Moreover, these transition effects are more pronounced for minimum taxes like the CDHR. By accelerating preferred-rate capital income into the pre-change year, taxpayers both remove that income from post-change top-up taxes and increase the relative weight of other income—not subject to preferential rates—in determining their effective rate subject to top-up. The accelerated items are sheltered in the pre-change year, and other income can shelter more capital income in the post-change year. These dual benefits may have depressed revenues disproportionately in 2025 but may be less available in 2026.

All of this is a reminder that budget projections are only as good as their assumptions about timing, planning elasticity, and administration.
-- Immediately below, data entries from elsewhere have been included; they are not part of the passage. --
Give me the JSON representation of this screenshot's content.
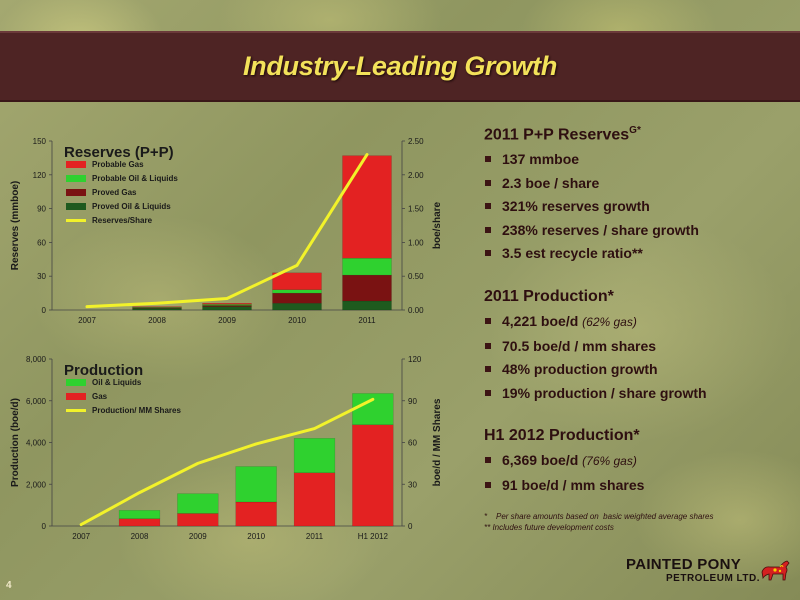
{
  "slide": {
    "title": "Industry-Leading Growth",
    "slide_number": "4"
  },
  "text_panel": {
    "reserves_heading": "2011 P+P Reserves",
    "reserves_heading_sup": "G*",
    "reserves_bullets": [
      "137 mmboe",
      "2.3 boe / share",
      "321% reserves growth",
      "238% reserves / share growth",
      "3.5 est recycle ratio**"
    ],
    "production_heading": "2011 Production*",
    "production_bullets": [
      {
        "text": "4,221 boe/d",
        "note": "(62% gas)"
      },
      {
        "text": "70.5 boe/d / mm shares",
        "note": ""
      },
      {
        "text": "48% production growth",
        "note": ""
      },
      {
        "text": "19% production / share growth",
        "note": ""
      }
    ],
    "h1_heading": "H1 2012 Production*",
    "h1_bullets": [
      {
        "text": "6,369 boe/d",
        "note": "(76% gas)"
      },
      {
        "text": "91 boe/d / mm shares",
        "note": ""
      }
    ],
    "footnote1": "*    Per share amounts based on  basic weighted average shares",
    "footnote2": "** Includes future development costs"
  },
  "logo": {
    "name": "PAINTED PONY",
    "subname": "PETROLEUM LTD."
  },
  "colors": {
    "title_bar": "#4e2424",
    "title_text": "#f3e25a",
    "probable_gas": "#e32222",
    "probable_oil": "#2fd12f",
    "proved_gas": "#7a1212",
    "proved_oil": "#1e5a1e",
    "gas": "#e32222",
    "oil": "#2fd12f",
    "line": "#f2f22a"
  },
  "chart_data": [
    {
      "type": "bar",
      "stacked": true,
      "title": "Reserves (P+P)",
      "ylabel": "Reserves (mmboe)",
      "y2label": "boe/share",
      "categories": [
        "2007",
        "2008",
        "2009",
        "2010",
        "2011"
      ],
      "ylim": [
        0,
        150
      ],
      "yticks": [
        "0",
        "30",
        "60",
        "90",
        "120",
        "150"
      ],
      "y2lim": [
        0,
        2.5
      ],
      "y2ticks": [
        "0.00",
        "0.50",
        "1.00",
        "1.50",
        "2.00",
        "2.50"
      ],
      "series": [
        {
          "name": "Probable Gas",
          "color": "#e32222",
          "values": [
            0,
            0.5,
            1,
            15,
            91
          ]
        },
        {
          "name": "Probable Oil & Liquids",
          "color": "#2fd12f",
          "values": [
            0,
            0.5,
            1,
            3,
            15
          ]
        },
        {
          "name": "Proved Gas",
          "color": "#7a1212",
          "values": [
            0,
            0.5,
            1,
            9,
            23
          ]
        },
        {
          "name": "Proved Oil & Liquids",
          "color": "#1e5a1e",
          "values": [
            0,
            1.5,
            3,
            6,
            8
          ]
        }
      ],
      "line_series": {
        "name": "Reserves/Share",
        "color": "#f2f22a",
        "values": [
          0.05,
          0.1,
          0.17,
          0.66,
          2.3
        ]
      },
      "legend": "top-left"
    },
    {
      "type": "bar",
      "stacked": true,
      "title": "Production",
      "ylabel": "Production (boe/d)",
      "y2label": "boe/d / MM Shares",
      "categories": [
        "2007",
        "2008",
        "2009",
        "2010",
        "2011",
        "H1  2012"
      ],
      "ylim": [
        0,
        8000
      ],
      "yticks": [
        "0",
        "2,000",
        "4,000",
        "6,000",
        "8,000"
      ],
      "y2lim": [
        0,
        120
      ],
      "y2ticks": [
        "0",
        "30",
        "60",
        "90",
        "120"
      ],
      "series": [
        {
          "name": "Oil & Liquids",
          "color": "#2fd12f",
          "values": [
            0,
            400,
            950,
            1700,
            1650,
            1500
          ]
        },
        {
          "name": "Gas",
          "color": "#e32222",
          "values": [
            0,
            350,
            600,
            1150,
            2550,
            4850
          ]
        }
      ],
      "line_series": {
        "name": "Production/ MM Shares",
        "color": "#f2f22a",
        "values": [
          1,
          24,
          45,
          59,
          70,
          91
        ]
      },
      "legend": "top-left"
    }
  ]
}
The CDHR’s eye-popping 2025 miss is politically salient—especially in a budget cycle already marked by fragility—and it may open the door to alternative instruments, including renewed interest in a top-up-style “Zucman tax”—a low-rate wealth-based minimum tax on high-net-worth individuals that has some traction in French political discourse but, to date, no legislative success.

Finally, there’s a counterpoint to the CDHR’s miss: France’s corporate surtax provided windfall revenues in 2025. Although “[i]nitially billed as a one-off,” the surtax now is being carried forward in 2026 budget negotiations. Does that relative success point to a broader shift—away from administratively challenging individual minimum taxes and toward business-tax instruments as the workhorse for deficit reduction?